Question

The difference between the apparent frequencies of a source of sound perceived by a stationary observer during its approach and recession is $2\%$ of the actual frequency of the source. If the speed of sound is $300\text{m/s}$, the speed of the source is

• A. $12\text{m/s}$
• B. $6\text{m/s}$
• C. $1.5\text{m/s}$
• D. $3\text{m/s}$

Answer 1

The correct option is D $3\text{m/s}$

Let,
$f_o=$ actual frequency of source;
$f_A=$ frequency heard during approach;
$f_R=$ frequency heard during recession:
$V_s=$ speed of source:

Given:
Speed of observer, $V_o=0;$
Speed of sound, $V=300\text{m/s}$;

$f_A-f_R=\frac{2}{100}{f}_o.......\left(1\right)$

Now using formula of apparent frequency (Doppler effect)

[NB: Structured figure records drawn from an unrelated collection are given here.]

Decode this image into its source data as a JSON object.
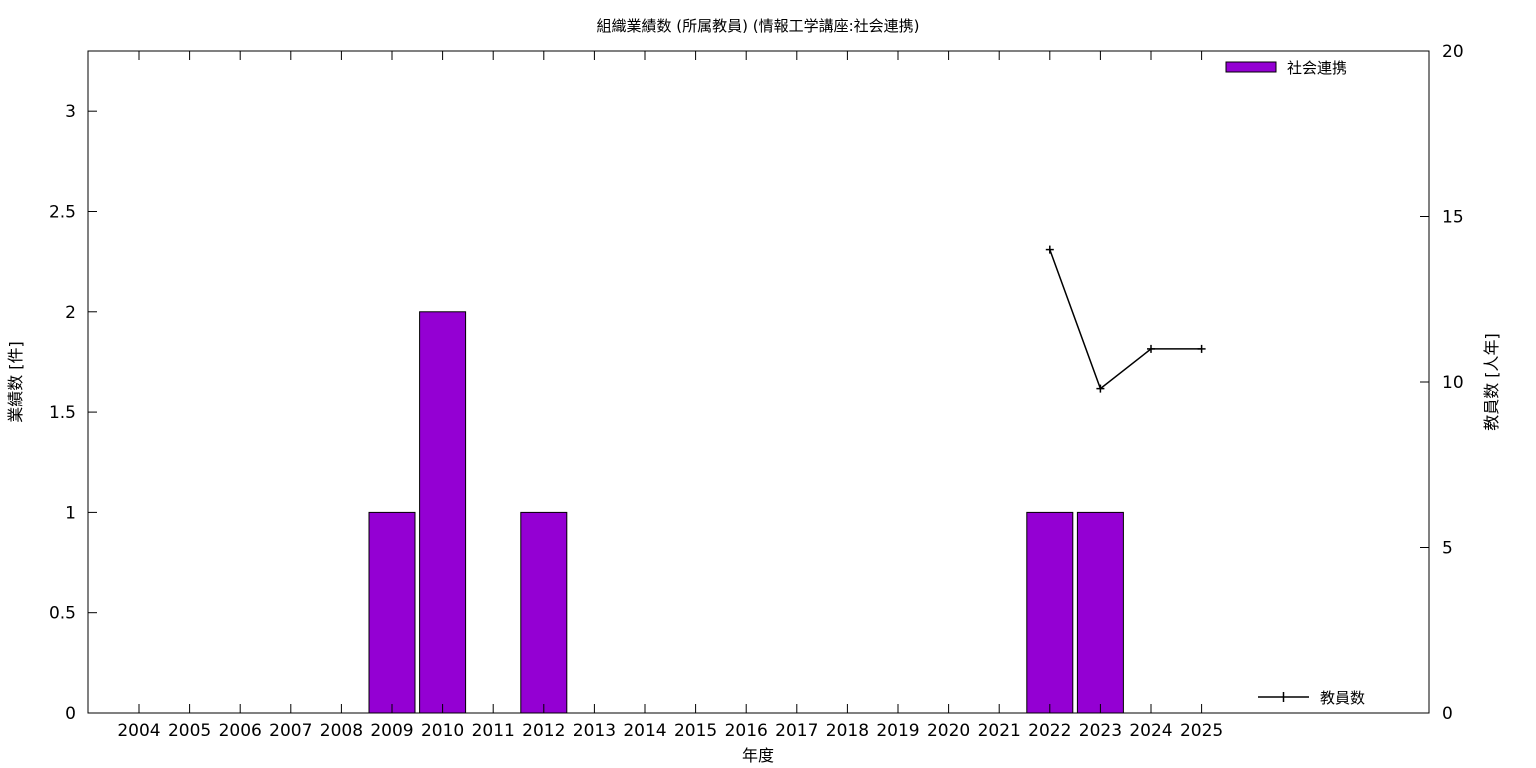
{
  "chart_data": {
    "type": "bar",
    "title": "組織業績数 (所属教員) (情報工学講座:社会連携)",
    "xlabel": "年度",
    "ylabel": "業績数 [件]",
    "y2label": "教員数 [人年]",
    "categories": [
      "2004",
      "2005",
      "2006",
      "2007",
      "2008",
      "2009",
      "2010",
      "2011",
      "2012",
      "2013",
      "2014",
      "2015",
      "2016",
      "2017",
      "2018",
      "2019",
      "2020",
      "2021",
      "2022",
      "2023",
      "2024",
      "2025"
    ],
    "ylim": [
      0,
      3.3
    ],
    "y_ticks": [
      "0",
      "0.5",
      "1",
      "1.5",
      "2",
      "2.5",
      "3"
    ],
    "y2lim": [
      0,
      20
    ],
    "y2_ticks": [
      "0",
      "5",
      "10",
      "15",
      "20"
    ],
    "series": [
      {
        "name": "社会連携",
        "type": "bar",
        "axis": "left",
        "color": "#9400d3",
        "values": [
          0,
          0,
          0,
          0,
          0,
          1,
          2,
          0,
          1,
          0,
          0,
          0,
          0,
          0,
          0,
          0,
          0,
          0,
          1,
          1,
          0,
          0
        ]
      },
      {
        "name": "教員数",
        "type": "line",
        "axis": "right",
        "color": "#000000",
        "values": [
          null,
          null,
          null,
          null,
          null,
          null,
          null,
          null,
          null,
          null,
          null,
          null,
          null,
          null,
          null,
          null,
          null,
          null,
          14,
          9.8,
          11,
          11
        ]
      }
    ],
    "grid": false,
    "legend": [
      "top-right",
      "bottom-right"
    ]
  }
}
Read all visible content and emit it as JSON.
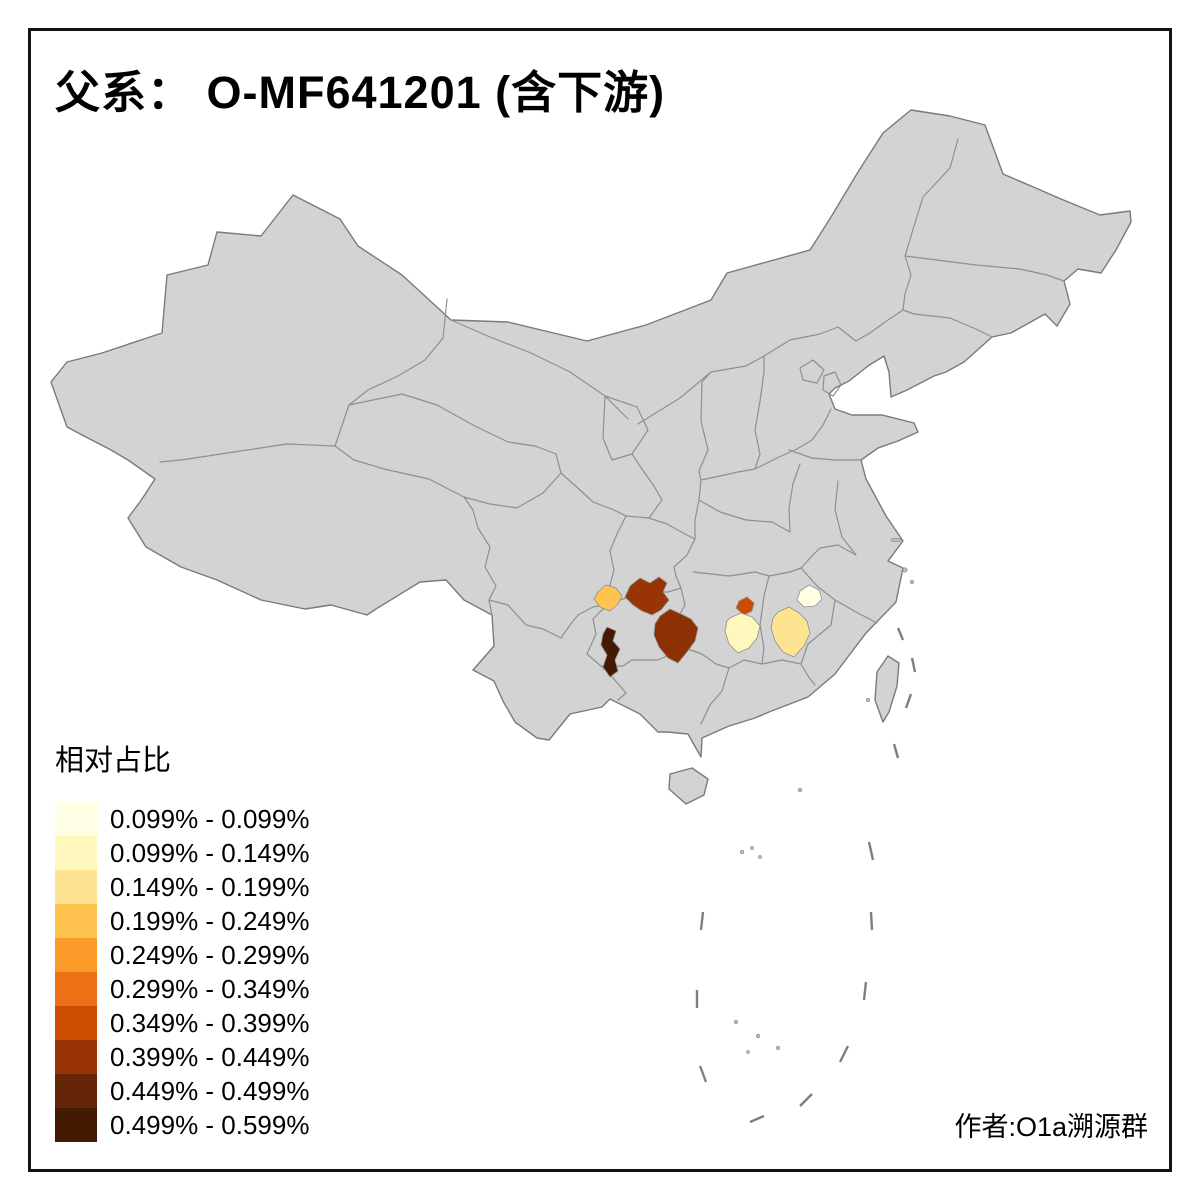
{
  "title": "父系： O-MF641201 (含下游)",
  "legend": {
    "title": "相对占比",
    "items": [
      {
        "range": "0.099% - 0.099%",
        "color": "#FFFFE5"
      },
      {
        "range": "0.099% - 0.149%",
        "color": "#FFF7BC"
      },
      {
        "range": "0.149% - 0.199%",
        "color": "#FEE391"
      },
      {
        "range": "0.199% - 0.249%",
        "color": "#FEC44F"
      },
      {
        "range": "0.249% - 0.299%",
        "color": "#FB9A29"
      },
      {
        "range": "0.299% - 0.349%",
        "color": "#EC7014"
      },
      {
        "range": "0.349% - 0.399%",
        "color": "#CC4C02"
      },
      {
        "range": "0.399% - 0.449%",
        "color": "#993404"
      },
      {
        "range": "0.449% - 0.499%",
        "color": "#662506"
      },
      {
        "range": "0.499% - 0.599%",
        "color": "#451A03"
      }
    ]
  },
  "credit": "作者:O1a溯源群",
  "map": {
    "base_fill": "#d3d3d3",
    "border_color": "#8f8f8f",
    "highlighted_regions": [
      {
        "id": "region-1",
        "color": "#FEC44F",
        "range": "0.199% - 0.249%"
      },
      {
        "id": "region-2",
        "color": "#993404",
        "range": "0.399% - 0.449%"
      },
      {
        "id": "region-3",
        "color": "#8D3104",
        "range": "0.399% - 0.449%"
      },
      {
        "id": "region-4",
        "color": "#451A03",
        "range": "0.499% - 0.599%"
      },
      {
        "id": "region-5",
        "color": "#CC4C02",
        "range": "0.349% - 0.399%"
      },
      {
        "id": "region-6",
        "color": "#FFF7BC",
        "range": "0.099% - 0.149%"
      },
      {
        "id": "region-7",
        "color": "#FEE391",
        "range": "0.149% - 0.199%"
      },
      {
        "id": "region-8",
        "color": "#FFFFE5",
        "range": "0.099% - 0.099%"
      }
    ]
  },
  "chart_data": {
    "type": "choropleth_map",
    "title": "父系： O-MF641201 (含下游)",
    "legend_title": "相对占比",
    "legend_position": "bottom-left",
    "base_region": "China (provinces shown in gray)",
    "classes": [
      {
        "range": "0.099% - 0.099%",
        "color": "#FFFFE5"
      },
      {
        "range": "0.099% - 0.149%",
        "color": "#FFF7BC"
      },
      {
        "range": "0.149% - 0.199%",
        "color": "#FEE391"
      },
      {
        "range": "0.199% - 0.249%",
        "color": "#FEC44F"
      },
      {
        "range": "0.249% - 0.299%",
        "color": "#FB9A29"
      },
      {
        "range": "0.299% - 0.349%",
        "color": "#EC7014"
      },
      {
        "range": "0.349% - 0.399%",
        "color": "#CC4C02"
      },
      {
        "range": "0.399% - 0.449%",
        "color": "#993404"
      },
      {
        "range": "0.449% - 0.499%",
        "color": "#662506"
      },
      {
        "range": "0.499% - 0.599%",
        "color": "#451A03"
      }
    ],
    "highlighted_regions": [
      {
        "id": "region-1",
        "approx_location": "south-central China (west)",
        "value_range": "0.199% - 0.249%"
      },
      {
        "id": "region-2",
        "approx_location": "south-central China",
        "value_range": "0.399% - 0.449%"
      },
      {
        "id": "region-3",
        "approx_location": "south-central China (southeast of region-2)",
        "value_range": "0.399% - 0.449%"
      },
      {
        "id": "region-4",
        "approx_location": "south-central China (small, darkest)",
        "value_range": "0.499% - 0.599%"
      },
      {
        "id": "region-5",
        "approx_location": "central-south China (small orange)",
        "value_range": "0.349% - 0.399%"
      },
      {
        "id": "region-6",
        "approx_location": "central-south China (pale)",
        "value_range": "0.099% - 0.149%"
      },
      {
        "id": "region-7",
        "approx_location": "southeastern inland China (light yellow)",
        "value_range": "0.149% - 0.199%"
      },
      {
        "id": "region-8",
        "approx_location": "southeastern inland China (palest)",
        "value_range": "0.099% - 0.099%"
      }
    ],
    "credit": "作者:O1a溯源群"
  }
}
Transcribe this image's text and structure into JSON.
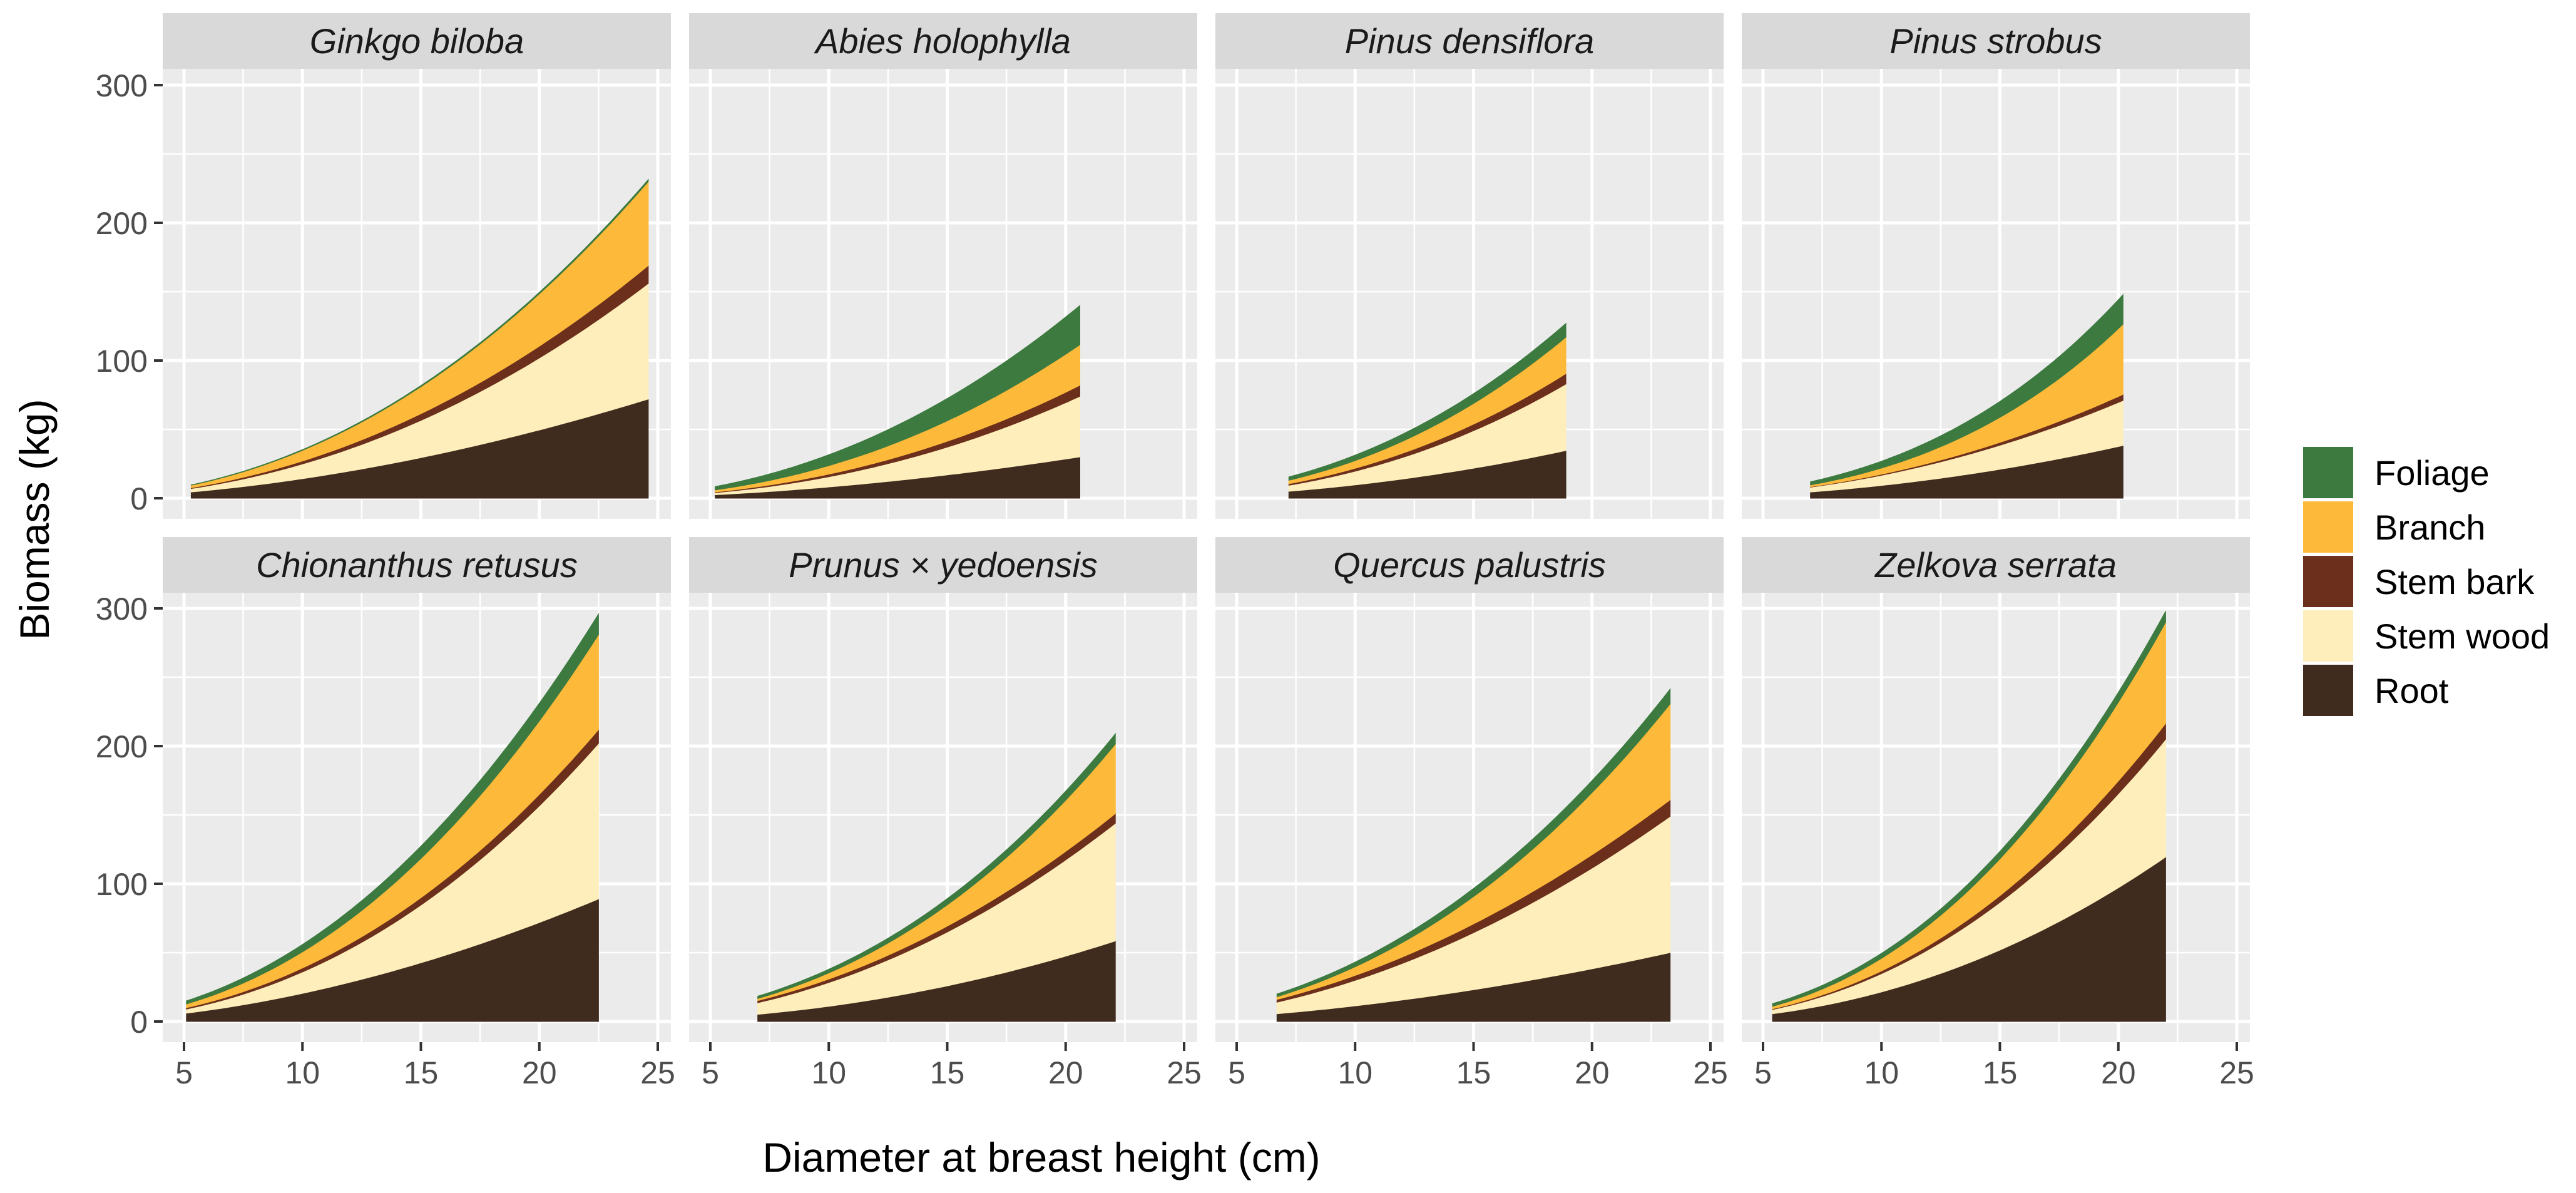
{
  "chart_data": {
    "type": "area",
    "stacked": true,
    "xlabel": "Diameter at breast height (cm)",
    "ylabel": "Biomass (kg)",
    "xlim": [
      5,
      25
    ],
    "ylim": [
      0,
      300
    ],
    "xticks": [
      5,
      10,
      15,
      20,
      25
    ],
    "yticks": [
      0,
      100,
      200,
      300
    ],
    "grid": true,
    "legend_position": "right",
    "interpolation": "power-law between the DBH endpoints",
    "legend": [
      {
        "name": "Foliage",
        "color": "#3c7a40"
      },
      {
        "name": "Branch",
        "color": "#fdb93a"
      },
      {
        "name": "Stem bark",
        "color": "#6b2f1c"
      },
      {
        "name": "Stem wood",
        "color": "#fdeebb"
      },
      {
        "name": "Root",
        "color": "#402c1f"
      }
    ],
    "stack_order": [
      "Root",
      "Stem wood",
      "Stem bark",
      "Branch",
      "Foliage"
    ],
    "panels": [
      {
        "title": "Ginkgo biloba",
        "x": [
          5.3,
          24.6
        ],
        "series": {
          "Root": [
            4.5,
            72
          ],
          "Stem wood": [
            2.5,
            84
          ],
          "Stem bark": [
            0.6,
            13
          ],
          "Branch": [
            1.8,
            61
          ],
          "Foliage": [
            0.3,
            1.5
          ]
        }
      },
      {
        "title": "Abies holophylla",
        "x": [
          5.2,
          20.6
        ],
        "series": {
          "Root": [
            2.5,
            30
          ],
          "Stem wood": [
            1.5,
            44
          ],
          "Stem bark": [
            0.5,
            8
          ],
          "Branch": [
            1.5,
            29.5
          ],
          "Foliage": [
            2.5,
            28.5
          ]
        }
      },
      {
        "title": "Pinus densiflora",
        "x": [
          7.2,
          18.9
        ],
        "series": {
          "Root": [
            5,
            34.6
          ],
          "Stem wood": [
            4.4,
            48.4
          ],
          "Stem bark": [
            1.1,
            7.5
          ],
          "Branch": [
            2.5,
            26.5
          ],
          "Foliage": [
            2.5,
            10
          ]
        }
      },
      {
        "title": "Pinus strobus",
        "x": [
          7.0,
          20.2
        ],
        "series": {
          "Root": [
            4.5,
            38.3
          ],
          "Stem wood": [
            3.5,
            32.7
          ],
          "Stem bark": [
            0.3,
            4.4
          ],
          "Branch": [
            1.3,
            51
          ],
          "Foliage": [
            2.4,
            21.5
          ]
        }
      },
      {
        "title": "Chionanthus retusus",
        "x": [
          5.1,
          22.5
        ],
        "series": {
          "Root": [
            6,
            89
          ],
          "Stem wood": [
            3,
            113
          ],
          "Stem bark": [
            1,
            10
          ],
          "Branch": [
            2.7,
            69
          ],
          "Foliage": [
            2.3,
            15
          ]
        }
      },
      {
        "title": "Prunus × yedoensis",
        "x": [
          7.0,
          22.1
        ],
        "series": {
          "Root": [
            5.2,
            58.5
          ],
          "Stem wood": [
            8.4,
            85.5
          ],
          "Stem bark": [
            1.6,
            7
          ],
          "Branch": [
            1.5,
            50.5
          ],
          "Foliage": [
            1.7,
            7.5
          ]
        }
      },
      {
        "title": "Quercus palustris",
        "x": [
          6.7,
          23.3
        ],
        "series": {
          "Root": [
            5.6,
            50
          ],
          "Stem wood": [
            8.4,
            99
          ],
          "Stem bark": [
            2,
            12
          ],
          "Branch": [
            2,
            69.7
          ],
          "Foliage": [
            2,
            10.8
          ]
        }
      },
      {
        "title": "Zelkova serrata",
        "x": [
          5.4,
          22.0
        ],
        "series": {
          "Root": [
            5.6,
            119.5
          ],
          "Stem wood": [
            3.1,
            85.5
          ],
          "Stem bark": [
            0.5,
            11.5
          ],
          "Branch": [
            1.8,
            73.5
          ],
          "Foliage": [
            2,
            8
          ]
        }
      }
    ]
  }
}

$f_{app}=f_o(\frac{V\pm V_o}{V\pm V_s})$

During approach;

$f_A=f_o(\frac{V+V_o}{V-V_s})$

$\Rightarrow f_A=f_o(\frac{300+0}{300-V_s})$

$\Rightarrow f_A=f_o(\frac{300}{300-V_s}).....\left(2\right)$

During recession;

$f_R=f_o(\frac{V+V_o}{V+V_s})=f_o(\frac{300+0}{300+V_s})$

$\Rightarrow f_R=f_o(\frac{300}{300+V_s}).....\left(3\right)$

from eqs.(1), (2) and (3)

$f_o(\frac{300}{300-V_s})-f_o(\frac{300}{300+V_s})=\frac{2}{100}{f}_o$

$\Rightarrow (\frac{300}{300-V_s})-(\frac{300}{300+V_s})=\frac{2}{100}$

$\Rightarrow \frac{300\times 2V_s}{{300}^2-V_s^2}=\frac{2}{100}$

Since, ${300}^2>>>V_s^2,$ so we can neglect this term

$\Rightarrow V_s=3\text{m/s}$

Hence, option $\left(d\right)$ is the correct answer.